HBO’s Watchmen asks how the squid attack preserves the status quo of government power
At the end of the comic, world peace has been restored. But The New Frontiersman newspaper (which has been referenced in the HBO adaptation) obtains Rorschach’s journal, and it’s implied it will publish Rorschach’s thoughts and observations of his investigation into Ozymandias’s scheme. What we don’t see fleshed out in the original graphic novel is the aftermath of how the attack changes the lives of everyday people, the ones who aren’t privy to the knowledge that the attack perpetrated on them was a hoax.
HBO’s adaptation examines, through Looking Glass’s story, at least one perspective of that. Unlike the heroes in the graphic novel, Looking Glass witnesses the attack firsthand in Hoboken. It shakes him to his core, and today he lives with a type of PTSD and fears the potential for another attack, hence the emergency alarm system and drills in which he’s invested. For Looking Glass, each day is spent revisiting the attack and dreading that it may happen again — a stark allegory for Americans who still remember 9/11 and its immediate aftershocks.
But episode five is not the first to reveal the lingering effects of the giant squid attack.
In the first episode of the series, Angela’s son Topher’s classroom displays a poster touting squid anatomy alongside one depicting America’s presidents, indicating that squids are still very important in this world, and all across the country at that. In the same episode, Angela and Topher drive home from school and pull over when they hear an alarm. Out of nowhere, several dead squid suddenly fall from the sky — or possibly from another dimension. This appears to be another connection to the squid attack of 1985, perhaps a direct result of it.
Topher sees the “squid falls” as little more than a gross nuisance. We haven’t yet seen Looking Glass’s reaction to the event, but judging from how serious he is about the alarms and how worried he is about another attack, I doubt that he’s able to just brush those squids off.
Knowing the backstory of the fake squid attack changes the complexion of the squid falls. We know the squid assault was fake, so presumably the squid falls are fake, too. So what’s their purpose? Who’s orchestrating the squid falls? And what benefit is there to arranging said squid falls?
I’m guessing the squid falls are a government act, as it’s difficult to imagine someone being able to pull off that kind of scheme. I could also see it being Lady Trieu, since she has the resources and money to accomplish such a grand feat.
Regardless of who is orchestrating the squid falls, they manage to keep the ’80s squid attack on people’s minds. The squid falls send the message that there’s danger looming, that the government and military could be the only things standing between you and another attack — which is, essentially, Ozymandias’s end goal in the graphic novel.
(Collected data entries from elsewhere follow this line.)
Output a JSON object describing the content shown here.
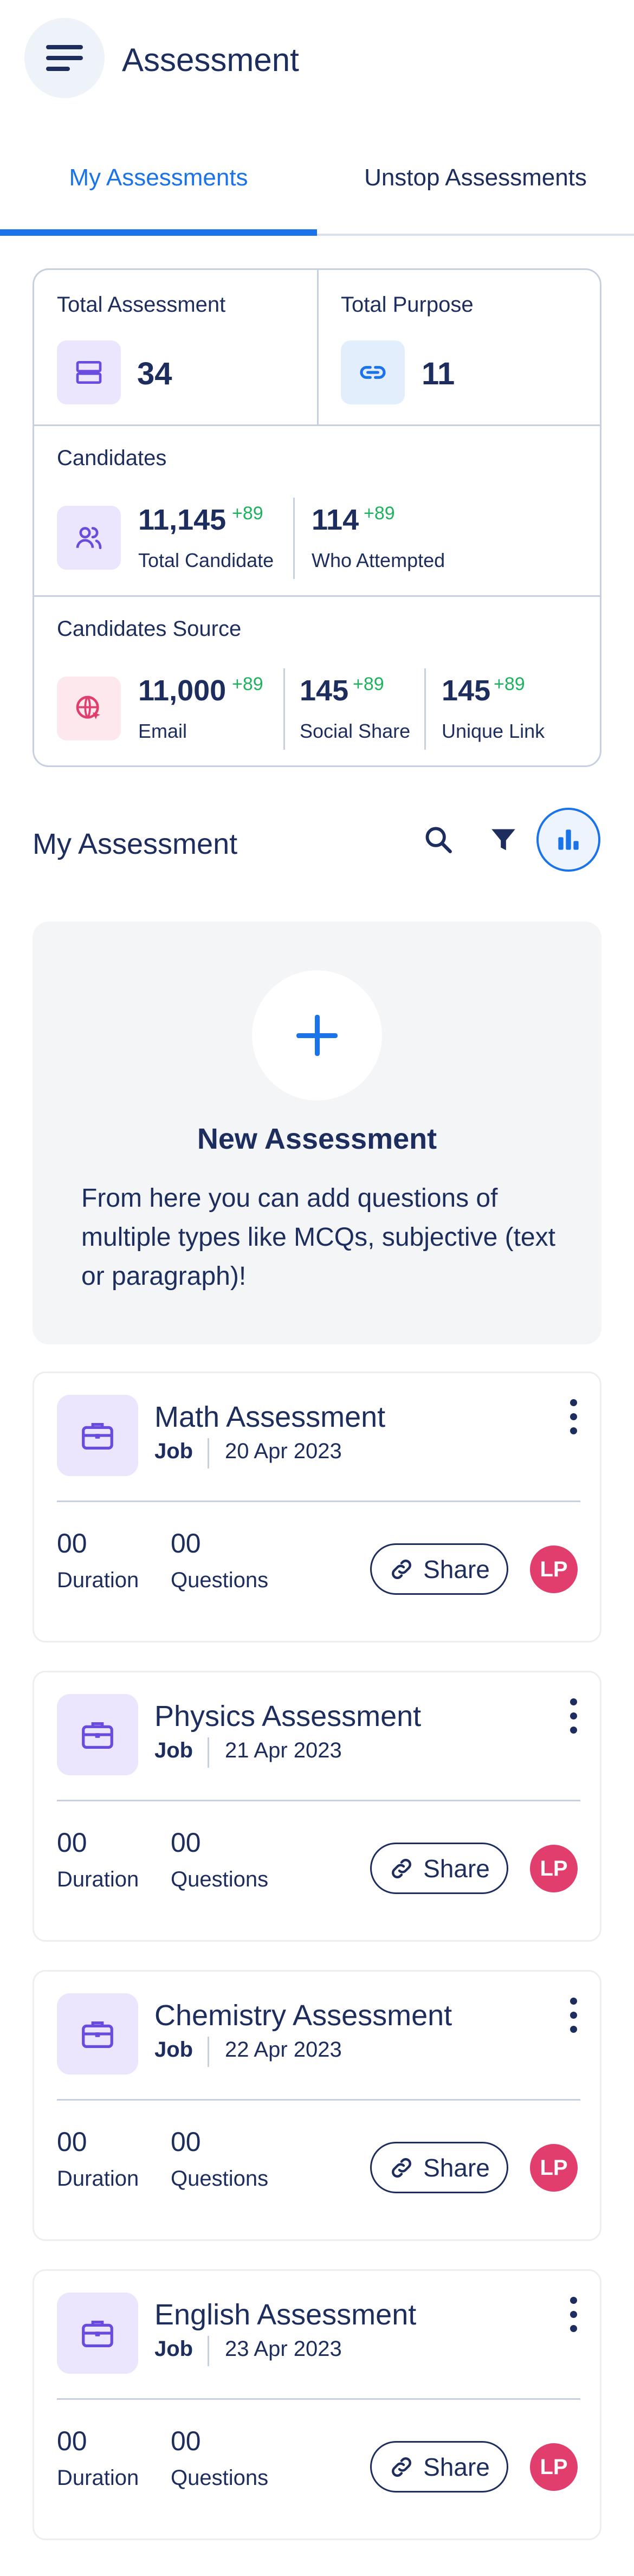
{
  "header": {
    "title": "Assessment",
    "menu_icon": "hamburger-menu-icon"
  },
  "tabs": [
    {
      "label": "My Assessments",
      "active": true
    },
    {
      "label": "Unstop Assessments",
      "active": false
    }
  ],
  "stats": {
    "total_assessment": {
      "label": "Total Assessment",
      "value": "34",
      "icon": "layers-icon"
    },
    "total_purpose": {
      "label": "Total Purpose",
      "value": "11",
      "icon": "link-icon"
    },
    "candidates": {
      "label": "Candidates",
      "icon": "users-icon",
      "total": {
        "value": "11,145",
        "delta": "+89",
        "label": "Total Candidate"
      },
      "attempted": {
        "value": "114",
        "delta": "+89",
        "label": "Who Attempted"
      }
    },
    "sources": {
      "label": "Candidates Source",
      "icon": "globe-pointer-icon",
      "email": {
        "value": "11,000",
        "delta": "+89",
        "label": "Email"
      },
      "social": {
        "value": "145",
        "delta": "+89",
        "label": "Social Share"
      },
      "unique": {
        "value": "145",
        "delta": "+89",
        "label": "Unique Link"
      }
    }
  },
  "section": {
    "title": "My Assessment"
  },
  "new_assessment": {
    "title": "New Assessment",
    "description": "From here you can add questions of multiple types like MCQs, subjective (text or paragraph)!"
  },
  "assessments": [
    {
      "title": "Math Assessment",
      "type": "Job",
      "date": "20 Apr 2023",
      "duration": "00",
      "duration_label": "Duration",
      "questions": "00",
      "questions_label": "Questions",
      "share_label": "Share",
      "avatar": "LP"
    },
    {
      "title": "Physics Assessment",
      "type": "Job",
      "date": "21 Apr 2023",
      "duration": "00",
      "duration_label": "Duration",
      "questions": "00",
      "questions_label": "Questions",
      "share_label": "Share",
      "avatar": "LP"
    },
    {
      "title": "Chemistry Assessment",
      "type": "Job",
      "date": "22 Apr 2023",
      "duration": "00",
      "duration_label": "Duration",
      "questions": "00",
      "questions_label": "Questions",
      "share_label": "Share",
      "avatar": "LP"
    },
    {
      "title": "English Assessment",
      "type": "Job",
      "date": "23 Apr 2023",
      "duration": "00",
      "duration_label": "Duration",
      "questions": "00",
      "questions_label": "Questions",
      "share_label": "Share",
      "avatar": "LP"
    }
  ],
  "colors": {
    "accent": "#1a73e8",
    "text": "#1c2d5e",
    "positive": "#20b35f",
    "avatar": "#e13e6e"
  }
}
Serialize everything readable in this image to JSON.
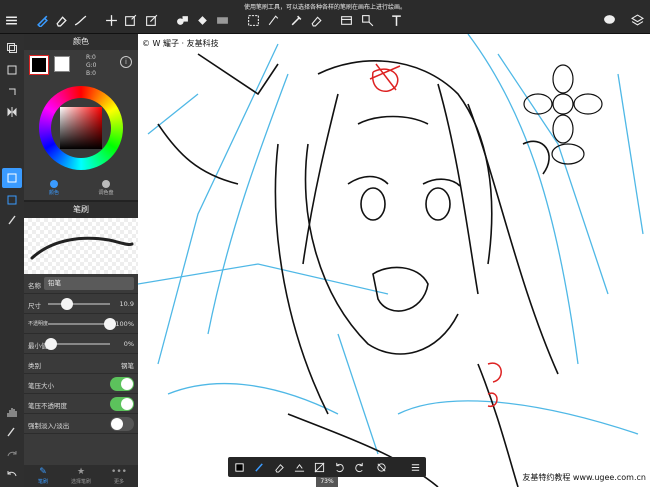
{
  "hint": "使用笔刷工具，可以选择各种各样的笔刷在画布上进行绘画。",
  "canvas": {
    "copyright": "© W 耀子 · 友基科技",
    "watermark": "友基特约教程 www.ugee.com.cn"
  },
  "color_panel": {
    "title": "颜色",
    "rgb": [
      "R:0",
      "G:0",
      "B:0"
    ],
    "modes": [
      "颜色",
      "调色盘"
    ]
  },
  "brush_panel": {
    "title": "笔刷",
    "name_label": "名称",
    "name_value": "铅笔",
    "size_label": "尺寸",
    "size_value": "10.9",
    "opacity_label": "不透明度",
    "opacity_value": "100%",
    "min_label": "最小值",
    "min_value": "0%",
    "category_label": "类别",
    "category_value": "钢笔",
    "pressure_size_label": "笔压大小",
    "pressure_opacity_label": "笔压不透明度",
    "fade_label": "强制淡入/淡出"
  },
  "panel_tabs": [
    "笔刷",
    "选择笔刷",
    "更多"
  ],
  "zoom": "73%",
  "sliders": {
    "size": 0.3,
    "opacity": 1.0,
    "min": 0.05
  },
  "toggles": {
    "pressure_size": true,
    "pressure_opacity": true,
    "fade": false
  }
}
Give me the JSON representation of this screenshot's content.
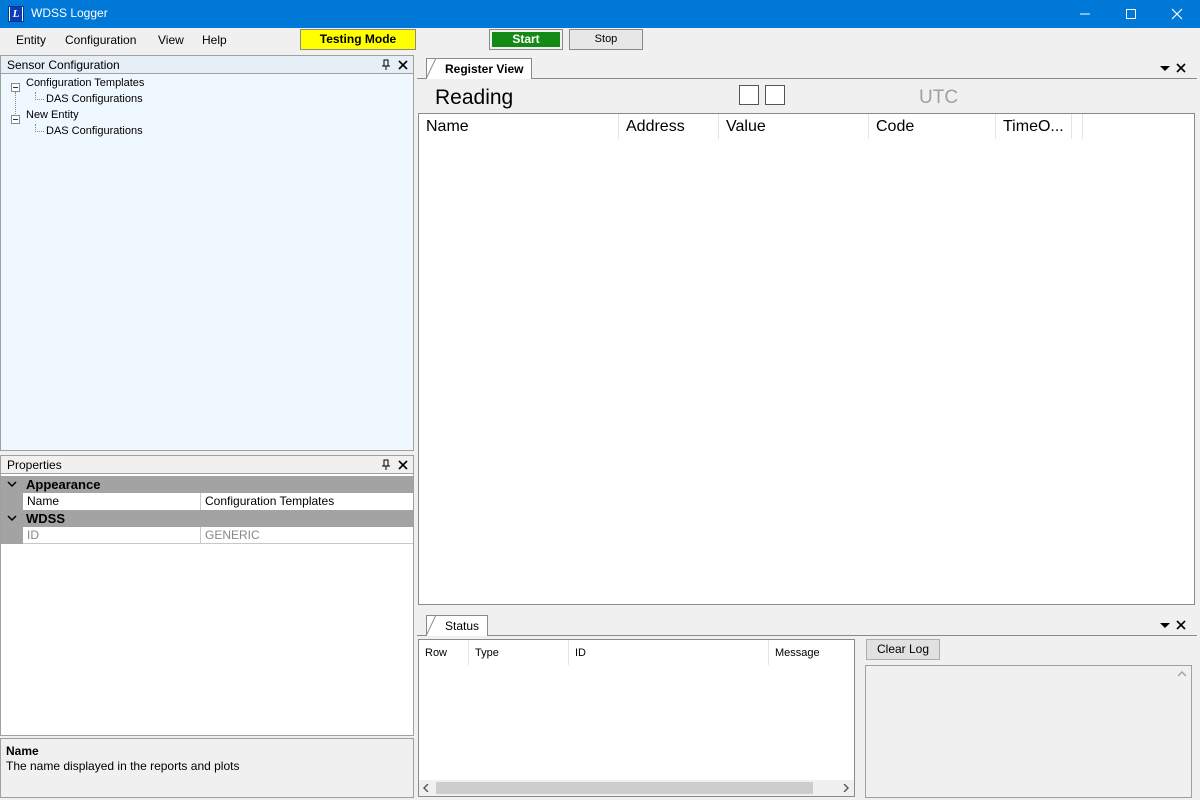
{
  "window": {
    "title": "WDSS Logger",
    "icon_letter": "L"
  },
  "menu": {
    "items": [
      "Entity",
      "Configuration",
      "View",
      "Help"
    ]
  },
  "toolbar": {
    "testing_mode": "Testing Mode",
    "start": "Start",
    "stop": "Stop"
  },
  "sensor_pane": {
    "title": "Sensor Configuration",
    "tree": [
      {
        "label": "Configuration Templates",
        "children": [
          "DAS Configurations"
        ]
      },
      {
        "label": "New Entity",
        "children": [
          "DAS Configurations"
        ]
      }
    ]
  },
  "properties": {
    "title": "Properties",
    "categories": [
      {
        "name": "Appearance",
        "rows": [
          {
            "name": "Name",
            "value": "Configuration Templates"
          }
        ]
      },
      {
        "name": "WDSS",
        "rows": [
          {
            "name": "ID",
            "value": "GENERIC"
          }
        ]
      }
    ],
    "description": {
      "title": "Name",
      "text": "The name displayed in the reports and plots"
    }
  },
  "register_view": {
    "tab": "Register View",
    "reading_label": "Reading",
    "utc_label": "UTC",
    "columns": [
      "Name",
      "Address",
      "Value",
      "Code",
      "TimeO..."
    ]
  },
  "status": {
    "tab": "Status",
    "columns": [
      "Row",
      "Type",
      "ID",
      "Message"
    ],
    "clear_log": "Clear Log"
  },
  "colors": {
    "titlebar": "#0078d7",
    "testing_mode_bg": "#ffff00",
    "start_bg": "#138a13",
    "tree_bg": "#f0f8ff",
    "category_bg": "#a3a3a3"
  }
}
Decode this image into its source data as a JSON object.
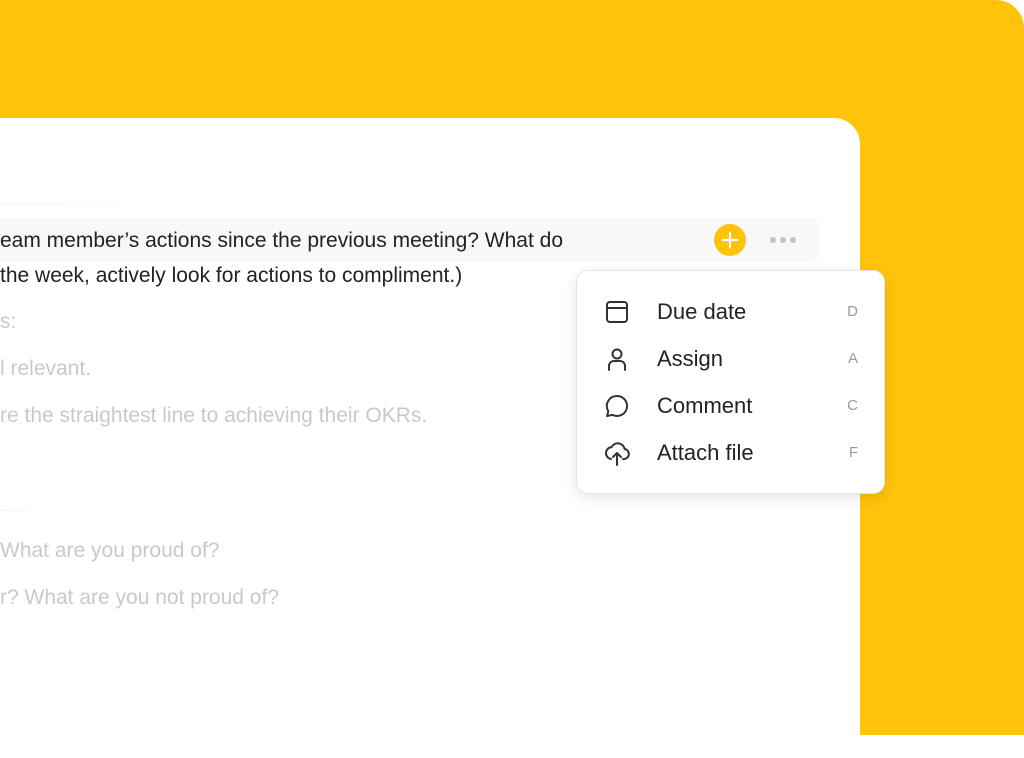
{
  "document": {
    "lines": [
      "eam member’s actions since the previous meeting? What do",
      " the week, actively look for actions to compliment.)",
      "s:",
      "l relevant.",
      "re the straightest line to achieving their OKRs.",
      "What are you proud of?",
      "r? What are you not proud of?"
    ]
  },
  "block_actions": {
    "add_icon": "plus-icon",
    "more_icon": "ellipsis-icon"
  },
  "menu": {
    "items": [
      {
        "label": "Due date",
        "shortcut": "D",
        "icon": "calendar-icon"
      },
      {
        "label": "Assign",
        "shortcut": "A",
        "icon": "person-icon"
      },
      {
        "label": "Comment",
        "shortcut": "C",
        "icon": "comment-icon"
      },
      {
        "label": "Attach file",
        "shortcut": "F",
        "icon": "upload-cloud-icon"
      }
    ]
  },
  "colors": {
    "accent": "#FFC30B",
    "text": "#222222",
    "muted_text": "#C9C9C9"
  }
}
And if the squid attacks are used to get people to trust authority figures in this world, it doesn’t seem like much of a stretch to believe that the people in Tulsa, Oklahoma, should be wary of any authority figure’s power.
What’s a little less clear is how Sen. Joe Keene factors into the big reveal, when Looking Glass learns the attack was a hoax courtesy of Ozymandias. Keene’s planning something, but at this point, his endgame is still a bunch of moving pieces — a teleportation device, Ozymandias’s recording, framing Angela.
What we do know is that this revelation destroys everything Looking Glass thought he knew about the attack that changed his entire life. Finding out it was a hoax, that his whole life has revolved around this fake attack, is shattering. Just like the end of the graphic novel, Looking Glass is now in Rorschach’s position of keeping a secret that could change the world for the worse. The question becomes what he will — or won’t — do with this knowledge.